Pek Eng menarik napas panjang. Begitu bertemu dengan Bi Lian, ia sudah tertarik, kagum dan suka sekali. Gasi ini demikian lihainya sehingga mampu mengalahkan hampir semua pembantu gurunya. Entah berapa kali lipat tingkat kepandaiannya sendiri!

“Aih, Kakakku itu semenjak kecilnya sudah dihebohkan orang, Enci Lian. Ketika baru terlahir, menurut penuturan orang tuaku, dia telah diperebutkan oleh orang-orang sakti di seluruh dunia….”

“Ehhh…..?

“Benar, Enci Lian. Kakakku itu sejak kecil, bahkan sejak dalam kandungan, sudah diramalkan oleh para pendeta La-ma di Tibet sebagai Sing-tong, seorang calon Dalai Lam Agung! Ketika dia terlahir, maka dia diperebutkan!”

“Ahh! Kiranya dia…?”

“Engkau tahu, Enci?”

“Pernah aku mendengar dari kedua orang Guruku. Lalu sekarang dia berada dimana, Eng-moi?”

”Entahlah. Aku sedang mencarinya. Ketika aku dijodohkan dengan seorang pemuda yang tidak kusuka, aku lalu lari untuk mencari kakakku itu, dan mencari Hay-ko yang amat baik kepadaku.”

Bi Lian menarik napas panjang.
“Pengalamanmu sungguh aneh, Adik Eng. Mudah-mudahan engkau akan dapat bertemu dengan Kakakmu atau dengan orang yang bernama Hay Hay itu. Oya, hubungan apakah antara engkau dan Hay Hay itu?”

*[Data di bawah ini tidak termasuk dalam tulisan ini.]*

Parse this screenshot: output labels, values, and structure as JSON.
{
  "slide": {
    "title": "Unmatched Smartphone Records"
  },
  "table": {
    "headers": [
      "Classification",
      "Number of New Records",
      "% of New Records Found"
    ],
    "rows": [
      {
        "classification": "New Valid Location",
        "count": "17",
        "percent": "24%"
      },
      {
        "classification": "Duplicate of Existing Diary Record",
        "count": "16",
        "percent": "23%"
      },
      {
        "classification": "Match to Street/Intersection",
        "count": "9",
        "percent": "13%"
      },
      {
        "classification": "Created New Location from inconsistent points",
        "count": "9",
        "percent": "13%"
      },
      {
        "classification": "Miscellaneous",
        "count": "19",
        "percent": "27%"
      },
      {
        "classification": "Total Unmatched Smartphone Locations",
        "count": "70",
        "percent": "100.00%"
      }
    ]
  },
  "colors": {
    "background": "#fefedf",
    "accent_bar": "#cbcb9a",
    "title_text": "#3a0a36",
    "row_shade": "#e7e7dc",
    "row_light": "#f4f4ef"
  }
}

Pandang mata Bi Lian penuh selidik, dan ia merasa betapa hatinya tidak enak. Mengapa ia merasa cemburu?

“Dia pernah datang ke rumah kami, Enci, untuk mempertanyakan dirinya. Ketahuilah bahwa di waktu masih bayi, pernah Kakakku disembunyikan oleh Kakek Buyut karena takut dicuri oleh pra pendeta Lama dan sebagai gantinya Hay Hay itulah yang dipelihara orang tuaku. Akan tetapi ketika masih bayi, diapun diculik orang! Nah, setelah dewasa, dia datang untuk bertanya kepada keluarga kami, siapa dirinya yang sebenarnya. Wah, dia lihai bukan main, Enci. Ilmunya… wah, selangit deh!”






Makin tak enak rasa hati Bi Lian mendengar betapa gadis ini memuji-muji Hay Hay.
“Bagaimana kau bisa tahu?”

“Dia menghadapi para pendeta Lama yang menyerbu kami dan dia mempermainkan para pendeta Lama itu seperti anak kecil saja. Dan aku… aku telah mencium pipinya…”

“Ihh!”

Hampir saja tangan Bi Lian menampar pipi Pek Eng, akan tetapi ditahannya dan sebaliknya ia memandang dengan mata terbelalak dan muka merah.

“Engkau tak tahu malu, mengaku begitu!” bentaknya

Pek Eng tersenyum.
“Jangan salah sangka, Enci. Tadinya, karena dia mengaku sebagai Pek Han Siong di depan para pendeta Lama itu, tentu saja aku mengira dia kakak… kandungku yang sudah lama kurindukan, maka saking girangnya aku mencium pipinya. Eh, ternyata kemudian dia bukan kakakku. Hati siapa tidak menjadi marah dan jengkel, juga malu?”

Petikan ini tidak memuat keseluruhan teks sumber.